IBM p690

Compilers

Use the xl compilers whenever possible as they provide far superior performance.

xl Compilers

Documentation

Invocation

All the xl compilers have a _r flavour that generates thread-safe code. For examples, xlc_r and xlf_r

Compiler Flags

Various flags that might be useful:

-q32 or -q64
32-bit or 64-bit. 64-bit isn't automatically faster. If the problem can always be contained in 32-bit space, -q32 is faster because the cache is better used. If the problem requires 64-bit integers for array access, then -q64 will be faster.
32-bit libraries must be linked to 32-bit libraries.
64-bit libraries must be linked to 64-bit libraries.
Hint: if your indices exceed 2 billion, then use 64-bit.

-qsmp -qthreaded
Enables automatic parallelization. Always use the xl*_r invocation.

-qsmp=omp
Enables parallelization according to the explicit user-supplied OpenMP pragma directives. Always use the xl*_r invocation.

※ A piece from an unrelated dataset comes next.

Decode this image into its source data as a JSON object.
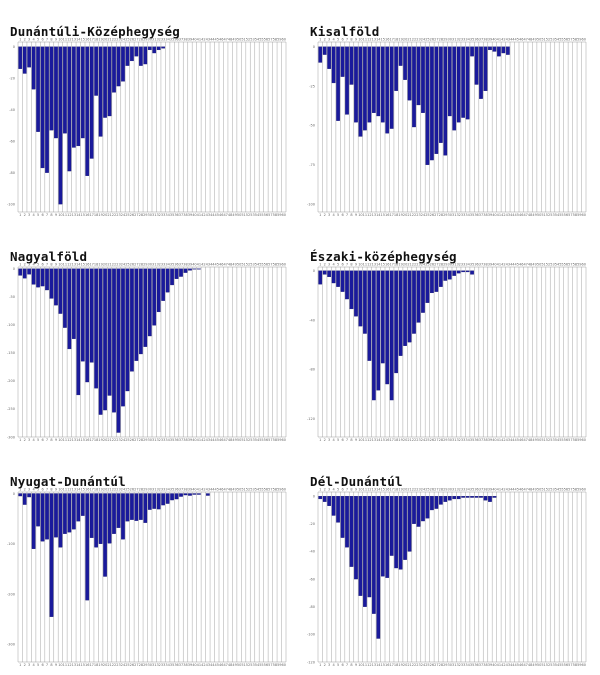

-qarch=auto -qtune=auto -qcache=auto
Generate code optimized for the current arch.

-qstrict
-On, n > 2, includes optimizations which can generates code that might not do what you expect. -qstrict disables those optimizations.

-qipa (O4 & O5), -qnoipa
Interprocudural Analysis. A nifty optimization that sometimes goes awry. If it does, use -qnoipa

-qpdf & -qfdpr
Used for the two-step process of profile-directed feedback.

-qlibansi
Assume all functions with the same name as ANSI library functions are indeed the ANSI library function. Bit odd, this one, because it sounds to me like an error should be generated otherwise.

Recommended compiler flags

-O5 -qsmp -qthreaded -qarch=auto -qtune=auto -qcache=auto

Note: the -q64 flag generates 64-bit code. When creating libaries, use ar -X32_64 r otherwise the 64-bit object files will be ignored.